As usual, conspiracy theories abound: "The US wants to discredit the Albanians; the US wants to force Serbia to concede more territory; it's a fight over profits from smuggling." The losers are the villagers, mostly Albanian, who have been forced to flee just as so many others have before them. The danger from the Albanian point of view is that if the KLA's intention is to seize Albanian majority areas of Serbia, partition of Kosovo is put squarely on the agenda.
In Mitrovica in northern Kosovo, divided between Serbs and Albanians separated by a KFOR controlled bridge, partition is the minimum demand of Serb militias, reportedly backed by Yugoslav Army special units infiltrating across the border. During the year they were involved in a series of clashes with Albanians trying to return to their homes, and with KFOR troops trying to maintain the peace.

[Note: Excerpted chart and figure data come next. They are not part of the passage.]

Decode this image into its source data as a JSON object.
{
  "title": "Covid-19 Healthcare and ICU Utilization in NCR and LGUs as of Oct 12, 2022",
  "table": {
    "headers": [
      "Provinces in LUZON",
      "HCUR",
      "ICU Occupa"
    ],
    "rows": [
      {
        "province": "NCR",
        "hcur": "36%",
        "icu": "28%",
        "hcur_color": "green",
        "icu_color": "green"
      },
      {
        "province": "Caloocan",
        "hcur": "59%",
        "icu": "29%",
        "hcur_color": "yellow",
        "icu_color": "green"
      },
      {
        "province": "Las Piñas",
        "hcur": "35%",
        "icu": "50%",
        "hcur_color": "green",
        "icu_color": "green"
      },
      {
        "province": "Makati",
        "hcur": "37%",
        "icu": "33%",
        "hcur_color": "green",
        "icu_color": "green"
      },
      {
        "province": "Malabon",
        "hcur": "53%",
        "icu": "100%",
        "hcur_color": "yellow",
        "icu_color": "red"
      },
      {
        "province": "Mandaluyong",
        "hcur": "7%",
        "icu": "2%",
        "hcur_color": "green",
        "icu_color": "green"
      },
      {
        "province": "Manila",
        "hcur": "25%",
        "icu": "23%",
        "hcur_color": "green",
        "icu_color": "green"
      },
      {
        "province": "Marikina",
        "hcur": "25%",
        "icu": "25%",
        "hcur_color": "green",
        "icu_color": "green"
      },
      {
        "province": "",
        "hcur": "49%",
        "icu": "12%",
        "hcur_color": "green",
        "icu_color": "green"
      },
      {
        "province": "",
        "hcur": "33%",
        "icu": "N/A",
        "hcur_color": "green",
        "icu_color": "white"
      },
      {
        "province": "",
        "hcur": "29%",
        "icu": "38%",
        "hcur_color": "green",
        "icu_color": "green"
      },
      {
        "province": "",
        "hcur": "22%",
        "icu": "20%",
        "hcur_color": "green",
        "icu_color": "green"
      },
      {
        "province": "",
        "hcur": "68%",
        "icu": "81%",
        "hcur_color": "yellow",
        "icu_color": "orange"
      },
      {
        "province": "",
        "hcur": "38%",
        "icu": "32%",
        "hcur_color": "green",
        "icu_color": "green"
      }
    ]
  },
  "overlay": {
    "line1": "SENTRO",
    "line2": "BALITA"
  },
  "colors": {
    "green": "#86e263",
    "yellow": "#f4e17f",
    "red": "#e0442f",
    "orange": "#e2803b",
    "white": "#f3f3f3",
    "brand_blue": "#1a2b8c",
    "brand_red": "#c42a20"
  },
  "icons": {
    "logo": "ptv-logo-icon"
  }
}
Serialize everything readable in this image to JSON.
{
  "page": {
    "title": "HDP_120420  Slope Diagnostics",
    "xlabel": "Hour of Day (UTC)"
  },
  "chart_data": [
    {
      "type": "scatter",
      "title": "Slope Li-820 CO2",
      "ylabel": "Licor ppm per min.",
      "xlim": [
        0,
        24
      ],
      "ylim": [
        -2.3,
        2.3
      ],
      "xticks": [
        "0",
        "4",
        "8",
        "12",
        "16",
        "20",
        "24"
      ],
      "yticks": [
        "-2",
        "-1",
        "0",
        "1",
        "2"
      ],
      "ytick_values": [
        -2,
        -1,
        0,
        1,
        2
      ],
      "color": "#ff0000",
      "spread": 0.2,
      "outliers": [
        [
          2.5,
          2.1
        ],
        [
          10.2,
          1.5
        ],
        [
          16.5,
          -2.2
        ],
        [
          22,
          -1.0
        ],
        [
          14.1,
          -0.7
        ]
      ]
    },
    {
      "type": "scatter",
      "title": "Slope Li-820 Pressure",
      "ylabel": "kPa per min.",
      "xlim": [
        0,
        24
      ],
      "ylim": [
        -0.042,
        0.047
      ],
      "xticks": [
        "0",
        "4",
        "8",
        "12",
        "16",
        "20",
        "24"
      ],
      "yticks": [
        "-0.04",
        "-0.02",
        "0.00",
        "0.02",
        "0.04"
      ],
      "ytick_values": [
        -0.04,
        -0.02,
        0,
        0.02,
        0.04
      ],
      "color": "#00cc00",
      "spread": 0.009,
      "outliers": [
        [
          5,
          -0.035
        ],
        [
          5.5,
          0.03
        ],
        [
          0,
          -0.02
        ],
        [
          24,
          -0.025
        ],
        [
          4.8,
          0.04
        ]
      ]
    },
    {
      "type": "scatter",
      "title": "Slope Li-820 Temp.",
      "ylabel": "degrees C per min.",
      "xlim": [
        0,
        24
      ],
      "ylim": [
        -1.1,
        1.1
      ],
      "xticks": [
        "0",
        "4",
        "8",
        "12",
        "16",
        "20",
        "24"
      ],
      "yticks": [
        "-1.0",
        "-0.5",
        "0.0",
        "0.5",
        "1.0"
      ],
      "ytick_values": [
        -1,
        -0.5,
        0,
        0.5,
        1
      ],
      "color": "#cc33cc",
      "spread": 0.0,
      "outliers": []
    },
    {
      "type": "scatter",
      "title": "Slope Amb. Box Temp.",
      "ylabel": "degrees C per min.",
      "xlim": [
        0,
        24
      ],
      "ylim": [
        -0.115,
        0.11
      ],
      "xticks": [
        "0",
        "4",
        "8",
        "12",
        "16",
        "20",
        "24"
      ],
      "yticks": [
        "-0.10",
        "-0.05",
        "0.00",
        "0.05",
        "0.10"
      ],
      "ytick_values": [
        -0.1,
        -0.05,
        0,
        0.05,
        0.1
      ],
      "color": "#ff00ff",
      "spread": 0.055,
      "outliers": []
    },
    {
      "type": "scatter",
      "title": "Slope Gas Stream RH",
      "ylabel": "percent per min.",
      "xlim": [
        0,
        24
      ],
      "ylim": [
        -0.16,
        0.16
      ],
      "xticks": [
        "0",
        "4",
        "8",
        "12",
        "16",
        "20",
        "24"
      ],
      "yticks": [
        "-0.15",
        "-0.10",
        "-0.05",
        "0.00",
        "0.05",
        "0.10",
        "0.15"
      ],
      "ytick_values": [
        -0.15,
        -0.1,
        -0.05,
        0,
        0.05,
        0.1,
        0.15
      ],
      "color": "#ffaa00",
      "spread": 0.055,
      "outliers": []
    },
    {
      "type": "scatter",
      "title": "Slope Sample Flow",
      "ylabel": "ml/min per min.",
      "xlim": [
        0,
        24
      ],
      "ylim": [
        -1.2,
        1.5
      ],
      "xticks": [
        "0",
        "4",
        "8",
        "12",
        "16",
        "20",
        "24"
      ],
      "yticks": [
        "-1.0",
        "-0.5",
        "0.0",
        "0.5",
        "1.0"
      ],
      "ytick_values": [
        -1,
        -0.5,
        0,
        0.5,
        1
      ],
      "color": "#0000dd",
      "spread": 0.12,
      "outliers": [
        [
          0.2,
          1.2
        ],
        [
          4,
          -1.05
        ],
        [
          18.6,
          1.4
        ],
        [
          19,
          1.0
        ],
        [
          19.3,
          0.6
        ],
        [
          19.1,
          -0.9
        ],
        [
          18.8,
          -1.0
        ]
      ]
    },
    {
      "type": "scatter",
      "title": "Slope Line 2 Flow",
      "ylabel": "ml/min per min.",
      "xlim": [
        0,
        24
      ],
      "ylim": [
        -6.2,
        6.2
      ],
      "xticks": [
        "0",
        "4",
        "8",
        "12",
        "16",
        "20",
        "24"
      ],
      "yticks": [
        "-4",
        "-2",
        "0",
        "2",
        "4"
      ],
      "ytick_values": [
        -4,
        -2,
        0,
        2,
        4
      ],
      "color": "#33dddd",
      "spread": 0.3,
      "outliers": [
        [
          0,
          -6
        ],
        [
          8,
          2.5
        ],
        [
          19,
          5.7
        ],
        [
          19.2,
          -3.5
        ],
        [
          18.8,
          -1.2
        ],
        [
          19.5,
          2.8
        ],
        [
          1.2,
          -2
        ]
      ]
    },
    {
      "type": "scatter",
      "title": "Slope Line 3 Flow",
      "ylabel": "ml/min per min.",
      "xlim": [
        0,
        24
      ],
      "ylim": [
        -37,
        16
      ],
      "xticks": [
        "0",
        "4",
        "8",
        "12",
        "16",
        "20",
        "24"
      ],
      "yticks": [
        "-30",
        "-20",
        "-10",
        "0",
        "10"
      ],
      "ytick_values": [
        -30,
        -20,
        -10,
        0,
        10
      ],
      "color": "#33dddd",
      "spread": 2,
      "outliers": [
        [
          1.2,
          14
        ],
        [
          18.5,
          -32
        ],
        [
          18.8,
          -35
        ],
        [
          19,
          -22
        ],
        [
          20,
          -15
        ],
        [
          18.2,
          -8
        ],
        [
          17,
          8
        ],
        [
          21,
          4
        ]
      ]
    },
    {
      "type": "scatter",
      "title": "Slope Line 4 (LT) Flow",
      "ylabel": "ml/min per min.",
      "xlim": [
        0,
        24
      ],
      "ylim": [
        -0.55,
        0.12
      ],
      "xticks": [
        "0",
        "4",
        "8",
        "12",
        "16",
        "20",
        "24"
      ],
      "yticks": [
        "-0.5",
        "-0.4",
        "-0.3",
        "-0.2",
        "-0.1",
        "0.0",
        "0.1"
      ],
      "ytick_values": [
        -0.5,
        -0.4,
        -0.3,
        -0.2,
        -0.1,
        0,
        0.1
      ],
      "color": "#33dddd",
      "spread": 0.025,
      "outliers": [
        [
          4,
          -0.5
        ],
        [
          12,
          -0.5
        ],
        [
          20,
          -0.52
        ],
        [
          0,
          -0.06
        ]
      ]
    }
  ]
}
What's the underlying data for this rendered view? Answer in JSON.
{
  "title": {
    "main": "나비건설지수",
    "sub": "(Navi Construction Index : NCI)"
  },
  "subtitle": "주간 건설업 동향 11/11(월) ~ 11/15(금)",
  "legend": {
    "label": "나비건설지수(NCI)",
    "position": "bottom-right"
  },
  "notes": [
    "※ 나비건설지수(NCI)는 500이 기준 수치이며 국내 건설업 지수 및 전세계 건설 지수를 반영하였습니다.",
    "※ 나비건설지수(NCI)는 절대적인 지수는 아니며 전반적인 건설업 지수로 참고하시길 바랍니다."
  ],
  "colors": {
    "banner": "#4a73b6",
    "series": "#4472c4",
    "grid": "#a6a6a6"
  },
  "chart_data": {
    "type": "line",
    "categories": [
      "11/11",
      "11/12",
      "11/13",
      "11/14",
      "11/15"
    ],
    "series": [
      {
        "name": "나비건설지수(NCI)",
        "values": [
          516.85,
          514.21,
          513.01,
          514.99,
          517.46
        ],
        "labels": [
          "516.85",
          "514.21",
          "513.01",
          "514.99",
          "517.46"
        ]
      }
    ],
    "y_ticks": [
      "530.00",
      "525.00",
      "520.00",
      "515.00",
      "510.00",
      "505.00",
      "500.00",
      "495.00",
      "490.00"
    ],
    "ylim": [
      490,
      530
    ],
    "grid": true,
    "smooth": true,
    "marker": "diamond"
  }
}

Will some concessions be made to the idea of redrawing boundaries that in any event are internal administrative borders that some jurists believe have nothing to do with international law? That's one of the many questions for the coming year.
Digging in the past
Meanwhile, the ghastly task of raking up the past goes on. Forensic teams from Britain and Scandinavia have been searching unmarked graves and piecing together the evidence of the last hours of thousands of Albanians, apparently murdered by Serb soldiers and militias in 1998 and 1999. In smaller numbers than had been feared, but with no less brutality, men, women and children were shot at pointblank range, mowed down with machine guns or burned in their homes.
Many of the bodies are men of fighting age, but few are in uniform. There was a flurry of press comment around the world when the number of corpses dug up from Kosovo's soil proved to be smaller than the tens of thousands of victims being claimed by NATO spokespeople during the bombing campaign.
Did the fact that apparently less than ten thousand died during the forced expulsion of a half million Kosovar Albanians mean the whole NATO action was based on a hoax? That kind of numbers game can obscure the obvious fact that some dreadful things were done in the name of ethnic purity by men who had a choice and who looked their unarmed victims in the eye before they killed them.
Kosovo will probably go on struggling with its history and its future for many more years, and 2000 may yet be seen as a golden time when there was more hope than resignation. As the long, bureaucratic process of redefining the status of the province and establishing working institutions proceeds through future years, the lack of real change—little prosperity, little to stay for—might give those who remain less optimistic times.
Some people will be prosperous. Some of them will do it through hard work; many of them will do it by stealth. While the NATO military establishment spent much of the year analysing its high altitude, low casualty war, one of its greatest embarrassments came from the news that an American conman had relieved around 90 NATO equipment suppliers of USD 50 million.
He did it by claiming he was a NATO liason officer procuring top-secret encryption and communications systems. He showed them forged letters from NATO generals and what he said was NATO equipment damaged in Kosovo to prove that a big supply contract was his to award.
Cynics mused that since the Alliance had failed to spot the difference between a tractor and an armoured car and had apparently missed all but a handful of hundreds of Serb tanks scattered around Kosovo while bombing the cardboard ones many times over, they were hardly likely to know a real secret when they saw one.